There is, however, historical precedent for Mr. Pearson’s imaginative notion that hell exists on Earth. Unification Church members (popularly called “Moonies” due to their allegiance to Sun Myung Moon and his Holy Spirit Association for the Unification of World Christianity) taught that hell exists on Earth and eventually will be transformed into the kingdom of heaven on Earth (“Building...,” n.d., Gruss, 1994, p. 196; cf. McDowell and Stewart, 1983, pp. 99-104). Hell becomes very inconsequential if it merely is mixed with the vast collections of experiences, thoughts, and emotions of which life consists, and eventually will transform into heaven. By partnering with the cult leader Moon in subscribing to this false doctrine, Mr.

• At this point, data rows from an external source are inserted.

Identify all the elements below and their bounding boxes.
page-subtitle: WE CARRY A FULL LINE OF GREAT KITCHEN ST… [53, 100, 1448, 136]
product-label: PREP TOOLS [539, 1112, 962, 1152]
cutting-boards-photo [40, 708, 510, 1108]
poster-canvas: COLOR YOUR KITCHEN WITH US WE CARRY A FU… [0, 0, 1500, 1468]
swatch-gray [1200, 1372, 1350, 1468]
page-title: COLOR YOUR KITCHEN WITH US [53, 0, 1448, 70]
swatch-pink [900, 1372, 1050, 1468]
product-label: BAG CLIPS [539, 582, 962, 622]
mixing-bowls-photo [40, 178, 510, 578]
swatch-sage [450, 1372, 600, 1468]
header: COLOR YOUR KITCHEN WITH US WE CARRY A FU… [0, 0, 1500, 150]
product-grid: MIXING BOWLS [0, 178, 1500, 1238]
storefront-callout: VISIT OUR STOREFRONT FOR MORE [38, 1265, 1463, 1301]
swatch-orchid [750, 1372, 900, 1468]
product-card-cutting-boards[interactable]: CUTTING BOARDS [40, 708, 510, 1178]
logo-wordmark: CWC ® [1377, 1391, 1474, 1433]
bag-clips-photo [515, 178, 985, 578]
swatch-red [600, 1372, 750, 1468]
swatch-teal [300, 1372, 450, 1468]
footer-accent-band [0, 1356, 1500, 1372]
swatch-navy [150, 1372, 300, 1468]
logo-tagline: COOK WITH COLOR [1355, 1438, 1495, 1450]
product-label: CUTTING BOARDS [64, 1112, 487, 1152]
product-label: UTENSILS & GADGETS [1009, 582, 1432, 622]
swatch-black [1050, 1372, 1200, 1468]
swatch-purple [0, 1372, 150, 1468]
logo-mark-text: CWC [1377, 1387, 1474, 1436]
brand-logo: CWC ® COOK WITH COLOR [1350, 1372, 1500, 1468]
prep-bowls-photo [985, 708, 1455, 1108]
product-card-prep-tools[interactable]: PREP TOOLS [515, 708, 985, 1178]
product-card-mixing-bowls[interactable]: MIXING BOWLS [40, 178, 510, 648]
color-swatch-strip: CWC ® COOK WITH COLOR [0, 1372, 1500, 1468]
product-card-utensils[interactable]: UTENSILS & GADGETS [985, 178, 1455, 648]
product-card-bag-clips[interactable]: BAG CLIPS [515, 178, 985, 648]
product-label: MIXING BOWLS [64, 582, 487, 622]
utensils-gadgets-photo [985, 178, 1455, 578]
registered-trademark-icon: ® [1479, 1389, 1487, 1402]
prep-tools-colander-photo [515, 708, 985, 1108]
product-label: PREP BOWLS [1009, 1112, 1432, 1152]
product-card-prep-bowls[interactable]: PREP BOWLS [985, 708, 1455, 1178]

Pearson has opened the door even further to all manner of unscriptural approaches to fundamental theological principles.

Can saints be happy while sinners are lost?
Geisler observed: “The presupposition of this question is that we are more merciful than is God” (1999, p. 314). Christians wish damnation upon no one, but they also understand that God is perfectly merciful, desiring that everyone should be saved (2 Peter 3:9). Mr. Pearson has implied a distorted conception of Christian happiness. Christians are joyful not because souls are lost—or because of any negative circumstances such as sickness and death—but rather because Jesus has provided eternal salvation. Among other spiritual blessings, Christ offers providential care whereby even painful circumstances can be worked out for the ultimate good of His followers (Romans 8:28).

Christians certainly are not pleased by tragedies such as the eternal loss of souls. They mourn over sinful choices and consequences (Matthew 5:4). At the same time, however, their relationship to Christ brings the “peace of God, which surpasses all understanding” (Philippians 4:7). Paul expressed this overriding, perpetual happiness: “I have learned in whatever state I am, to be content: I know how to be abased, and I know how to abound. Everywhere and in all things I have learned both to be full and to be hungry, both to abound and to suffer need. I can do all things through Christ who strengthens me” (Philippians 4:11-13). Paul suffered his share of disappointment, as he watched some of his companions forsake the Lord, and prophesied of a great apostasy (1 Timothy 1:19-20; 4:1-5). Yet, Paul maintained a joyful spirit: “Rejoice in the Lord always. Again I will say, rejoice!” (Philippians 4:4). In the end, Christians will be happy in heaven, despite the fact that others, even loved ones, will be lost (see Revelation 21:4; cf. Jackson, 2003).

CONCLUSION

As Carlton Pearson’s arguments crumble before a consideration of biblical principle and historical analysis, we do not judge his motives, but rather pray that he will repent and obey the Lord (Matthew 7:21). If people such as Mr. Pearson are lost eternally it will be because they, having been warned about the danger of damnation, have chosen to live out of harmony with God’s will. Jonathan Edwards’ comment on this topic is pertinent:

It is a most unreasonable thing to suppose that there should be no future punishment, to suppose that God, who had made man a rational creature, able to know his duty, and sensible that he is deserving punishment when he does it not; should let man alone, and let him live as he will, and never punish him for his sins, and never make any difference between the good and the bad. . . . How unreasonable it is to suppose, that he who made the world, should leave things in such confusion, and never take care of the governing of his creatures, and that he should never judge his reasonable creatures (quoted in Geisler, 1999, p. 315).

Hell is devoid of grace, the saving power God extends while we live on Earth (Romans 1:16). We must encourage all to appropriate God’s grace to their souls by obeying the Gospel—the only way to avoid the vengeance of God (2 Thessalonians 1:8).